Au Brésil, le groupe Carrefour est dans la tourmente depuis qu’une de ses filiales est visée par une enquête de la mairie de Sao Paulo dans une affaire de corruption. Selon les premiers éléments connus, l’enquête est liée à un dossier pénal concernant des versements représentant environ 255.000 euros. Ils ont été effectués à des inspecteurs de la municipalité afin d’exploiter sans autorisation le siège de la filiale Atacadao ainsi qu’un magasin, rapporte l’agence  Reuters.

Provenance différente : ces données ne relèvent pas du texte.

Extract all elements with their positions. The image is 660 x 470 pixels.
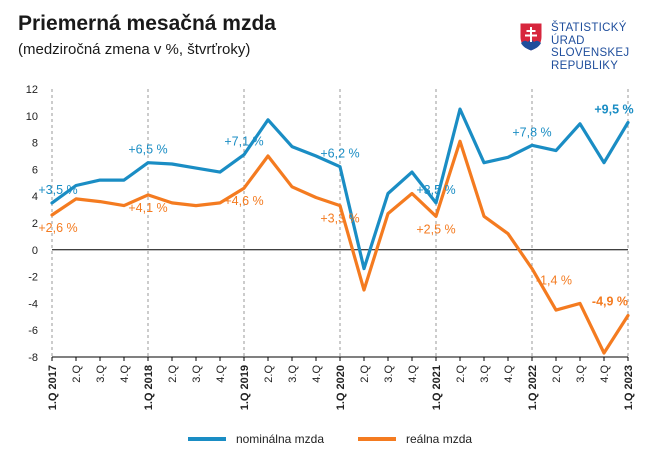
legend-swatch-nominal: [187, 437, 226, 441]
y-tick-label: 6: [32, 164, 38, 176]
data-label: +2,6 %: [38, 221, 77, 235]
y-tick-label: -8: [28, 352, 38, 364]
x-tick-label: 2.Q: [455, 365, 467, 383]
data-label: +6,2 %: [320, 147, 359, 161]
chart-title: Priemerná mesačná mzda: [18, 12, 276, 35]
data-label: +3,5 %: [416, 183, 455, 197]
y-tick-label: -6: [28, 325, 38, 337]
legend: nominálna mzda reálna mzda: [0, 432, 660, 446]
logo-line: SLOVENSKEJ: [551, 47, 630, 59]
x-tick-label: 3.Q: [479, 365, 491, 383]
x-tick-label: 3.Q: [95, 365, 107, 383]
x-tick-label: 1.Q 2019: [239, 365, 251, 410]
data-label: +4,1 %: [128, 201, 167, 215]
y-tick-label: 0: [32, 245, 38, 257]
slovak-coat-of-arms-icon: [519, 22, 543, 52]
y-tick-label: -4: [28, 298, 38, 310]
x-tick-label: 4.Q: [503, 365, 515, 383]
y-tick-label: 2: [32, 218, 38, 230]
x-tick-label: 1.Q 2017: [47, 365, 59, 410]
x-tick-label: 1.Q 2020: [335, 365, 347, 410]
x-tick-label: 4.Q: [311, 365, 323, 383]
y-tick-label: 12: [26, 84, 38, 96]
data-label: +6,5 %: [128, 143, 167, 157]
x-tick-label: 3.Q: [383, 365, 395, 383]
y-tick-label: 8: [32, 138, 38, 150]
series-line-nominal: [50, 107, 630, 271]
x-tick-label: 4.Q: [599, 365, 611, 383]
data-label: +7,8 %: [512, 125, 551, 139]
data-label: +7,1 %: [224, 135, 263, 149]
x-tick-label: 2.Q: [551, 365, 563, 383]
x-tick-label: 2.Q: [359, 365, 371, 383]
series-line-real: [50, 139, 630, 355]
logo-line: ÚRAD: [551, 34, 585, 47]
data-label: -1,4 %: [536, 274, 572, 288]
data-label: +3,5 %: [38, 183, 77, 197]
x-tick-label: 1.Q 2018: [143, 365, 155, 410]
legend-label-real: reálna mzda: [406, 432, 473, 446]
x-tick-label: 4.Q: [119, 365, 131, 383]
y-tick-label: 10: [26, 111, 38, 123]
data-label: +3,3 %: [320, 212, 359, 226]
logo-text: ŠTATISTICKÝ ÚRAD SLOVENSKEJ REPUBLIKY: [551, 22, 629, 72]
legend-item-nominal: nominálna mzda: [187, 432, 324, 446]
x-tick-label: 4.Q: [215, 365, 227, 383]
x-tick-label: 3.Q: [575, 365, 587, 383]
x-tick-label: 1.Q 2023: [623, 365, 635, 410]
y-tick-label: 4: [32, 191, 38, 203]
x-tick-label: 2.Q: [71, 365, 83, 383]
x-tick-label: 2.Q: [263, 365, 275, 383]
statistical-office-logo: ŠTATISTICKÝ ÚRAD SLOVENSKEJ REPUBLIKY: [519, 22, 629, 72]
data-label: -4,9 %: [592, 294, 628, 308]
data-label: +4,6 %: [224, 194, 263, 208]
data-label: +2,5 %: [416, 222, 455, 236]
data-label: +9,5 %: [594, 103, 633, 117]
x-tick-label: 2.Q: [167, 365, 179, 383]
legend-item-real: reálna mzda: [358, 432, 472, 446]
y-tick-label: -2: [28, 272, 38, 284]
x-tick-label: 1.Q 2022: [527, 365, 539, 410]
chart-subtitle: (medziročná zmena v %, štvrťroky): [18, 41, 251, 58]
x-tick-label: 3.Q: [191, 365, 203, 383]
x-tick-label: 3.Q: [287, 365, 299, 383]
legend-label-nominal: nominálna mzda: [235, 432, 324, 446]
x-tick-label: 4.Q: [407, 365, 419, 383]
x-tick-label: 1.Q 2021: [431, 365, 443, 410]
logo-line: REPUBLIKY: [551, 59, 619, 72]
legend-swatch-real: [358, 437, 396, 441]
logo-line: ŠTATISTICKÝ: [551, 22, 627, 34]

Des représentants inculpés en mars

« Depuis au moins 2007, lorsque Carrefour a racheté Atacadao, le siège administratif à Vila Maria et le magasin adjacent ne disposaient pas d’une licence d’exploitation », a confié à l’agence de presse le procureur Robert Bodini. Ce dernier a précisé que la licence avait finalement été acquise par la filiale de Carrefour en 2015. Au mois de mars dernier, quatre représentants d’Atacadao avaient déjà été inculpés pour des faits de corruption, au Brésil.

Si la justice venait à reconnaître la culpabilité de l’entreprise, cette dernière pourrait se voir infliger une amende comprise en 0,1 % et 20 % de son chiffre d’affaires brut de l’année précédant l’enquête. En 2019, le chiffre d’affaires brut d’Atacadao a été évalué à près de 7 milliards d’euros et environ 11,5 milliards pour l’ensemble du groupe Carrefour Brasil. Le groupe n’a pas commenté cette affaire pour le moment.